WILTON — The Board of Selectmen has come up with four budget scenarios for the FY 2021 budget, ranging from a flat budget to a 10-percent decrease from the current fiscal year.

The proposed budgets, along with explanations for the cuts, are being submitted by First Selectwoman Lynne Vanderslice to the Board of Finance for its review. The finance board meets tonight, May 12, to vote on proposed budgets and a mill rate.

With the Annual Town Meeting canceled this year in order to prevent the spread of the coronavirus, the Board of Selectmen charged the finance board with adopting the town and school budgets. After allowing for time to hear from the public, it will meet again on June 1 to adopt the budgets and set the mill rate.

Before the pandemic hit Connecticut, the selectmen proposed a $33.9-million budget for 2021, an increase of 1.22 percent.

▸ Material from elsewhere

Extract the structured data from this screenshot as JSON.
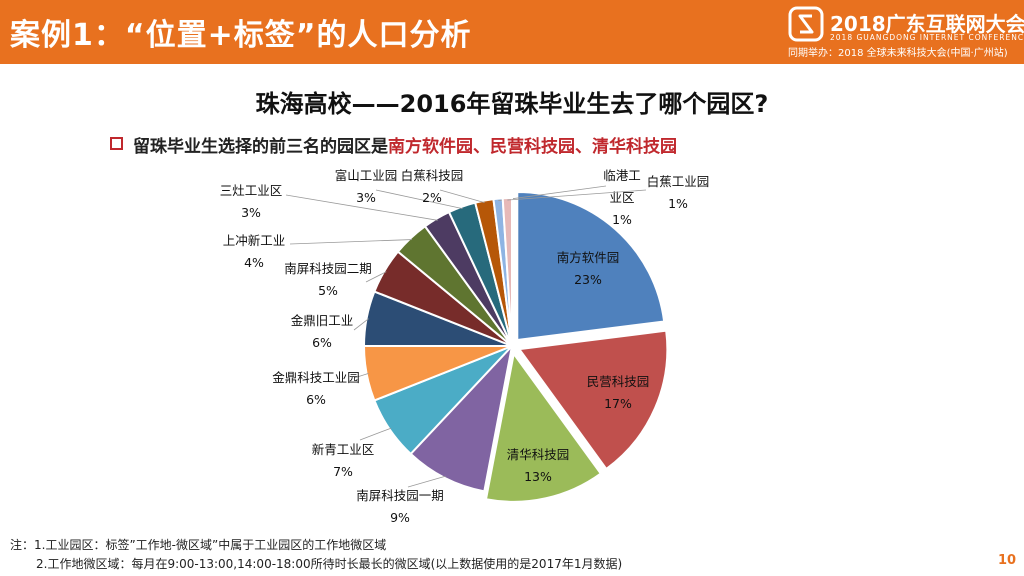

The finance board asked both the town and Board of Education to come up with budget proposals that were flat, and decreased by 2, 5, and 10 percent.

To keep the town budget flat at $33,501,999, more than $400,000 in net reductions were made, including a 20-percent cut of $30,000 to the first selectwoman’s salary, which Vanderslice volunteered.

At a special Board of Selectmen meeting Monday night, Vanderslice said she did not expect the finance board to cut the budget by 10 percent.

“As far as 5 and 10 percent (reductions), the way I am going to present it is in terms of the number of employees that would be reduced. They (finance board) have said it is unlikely there will be a 10-percent cut. Seriously, if they are looking at a 10-percent cut I will give them more details,” she said.

In addition to operating cuts, capital projects such as the police department/town hall building project, and replacement of the stadium track at Wilton High School are being put on hold.

Refurbishment of a ladder truck for the fire department and road paving will go on the November ballot.

The most discussion by the board involved cutting the grants given to Wilton Library and Trackside Teen Center.

Wilton Library, a private, nonprofit institution, is funded through donations for its collection, and receives an annual grant from the town of Wilton to cover most of its operating expenses.

For the flat budget, the grant to Wilton Library would be $2,797,846, $56,300 less than its original request of $2,854,156.

In a 2-percent decreased budget, the grant would be $2,697,105, $314,102 less than the original request.

In a 5-percent decreased budget, it would be $2,197,105, $657,051 less than the original request.

In a 10-percent decreased budget, it would be $1,917,105, $937,051 less than the original request.

A letter from the library board of directors, read at the beginning of the meeting, said cutting the library grant to $2,697,000, as proposed in the 2-percent decreased budget, would have “a significant negative impact on the library services we provide to the community.”

For Trackside Teen Center, the proposed grant in the original budget was $65,334, which was already $32,366 less than the grant request of $98,000.

In the flat budget proposal, the grant was cut by $10,000 to $55,334.

The grant was reduced to zero in the 2- to 10-percent decrease proposals.

Forrest Close, president of the board of directors of Trackside, expressed “dire concern” in an email, “The complete defunding of Trackside could be a lethal blow. Any cuts beyond $10,000 could realistically result in us closing our doors soon.”

The selectmen acknowledged the importance of both the library and Trackside to the Wilton community.

However, facing daunting budget cuts, they said both Wilton Library and Trackside had the ability to raise funds to keep their staff and operations going, where the town did not.

“We need to fund town employees for essential services,” said Selectwoman Deborah McFadden.

“In a pandemic we cannot cut the Health Department ... or the assessor. We have to be careful cutting police ... and the town clerk’s office is busy now,” Vanderslice said.

There would be deeper overall cuts made in a -2-percent budget request, which would be $32,831,959, $670,040 less than the flat budget.

Under that scenario, in addition to the cuts made in the flat budget, vacant town positions would remain unfilled, nonemergency staff hours would be reduced, nonemergency training would be eliminated, the Merwin Meadows swim program would be eliminated, and the transfer station would be closed, with trash services being provided by another town or private haulers.

A 5-percent budget decrease would be $31,826,899, $1,675,100 less than the flat budget.

Under that scenario, “everything just slows down,” Vanderslice said. Town staff would be decreased, fewer roads would get paved and there would be a slowdown in replacing town vehicles, in addition to cuts made in the 2-percent budget decrease.

A 10-percent budget decrease would be $30,151,799, $3,350,200 less than the flat budget.

Additional staff would be eliminated. Infrastructure would lose funds, and services such as the library would no longer be free for residents. “The 10-percent decrease puts us on the edge of the precipice,” said Selectman Joshua Cole.

“We would do business differently. If we got that bad, we may end up with state government running everything and Connecticut would be very different,” Vanderslice said.

Editor’s Note: The story was edited to delete positions that are not on the chopping block.